What can be done about gestational diabetes?
In most cases, gestational diabetes is able to be managed by diet and exercise during the pregnancy. It usually disappears after the baby is born once the need for high levels of insulin (during pregnancy) has gone.Some women with gestational diabetes require insulin to manage their blood sugar levels in a healthy range during the pregnancy. If you do need insulin, It will help to keep both you and your baby healthy during the pregnancy.It is very much better for both you and your baby to be in the care of a specialist team if you have been diagnosed with gestational diabetes. This team can help you to learn the skills you need to know to manage your gestational diabetes.
You will most probably want to talk over each of the following issues with your health care team members:
- How to keep your blood glucose levels in a healthy range.
- Using a home blood glucose meter to test your blood glucose levels. Whether you need to do this testing and if so how often, will depend on the results of your laboratory blood glucose levels.

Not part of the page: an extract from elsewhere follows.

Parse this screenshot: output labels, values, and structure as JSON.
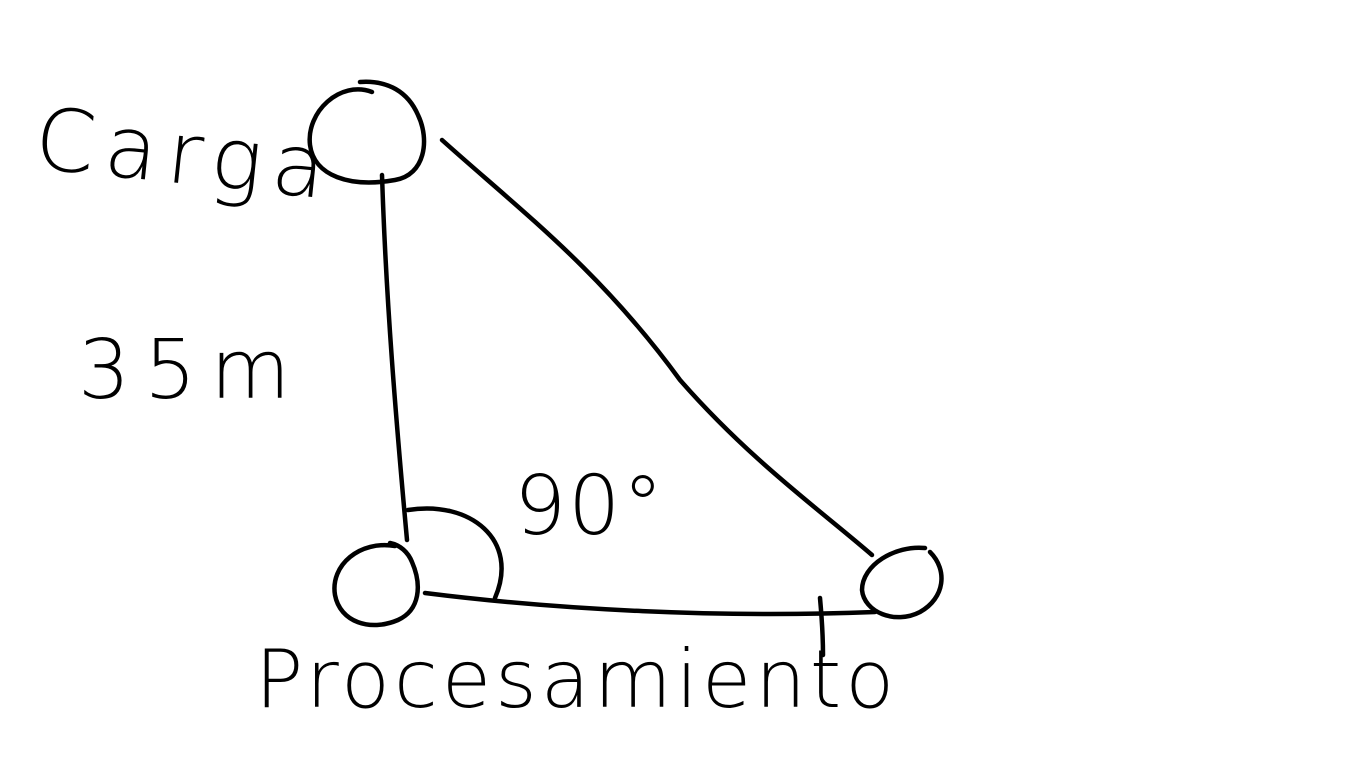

- Managing your weight gain during pregnancy. Remember that good nutrition is important during pregnancy. We recommend seeing a dietitian that will help you work out your nutritional needs. Also, it is important to maintain a healthy level of exercise throughout your pregnancy (exercise helps improve blood glucose levels for some people, and is important to improve flexibility and prepare you for childbirth)
- Breastfeeding. There isn’t any reason why you shouldn’t breastfeed your baby. Your milk is the best source of food for your baby.
Remember, if you have had gestational diabetes you should be checked for type 2 diabetes every year for the rest of your life. Your best defence against developing type 2 diabetes is to try to keep your body weight lean and get plenty of physical exercise. Some women remember this by ‘staying lean and mean’.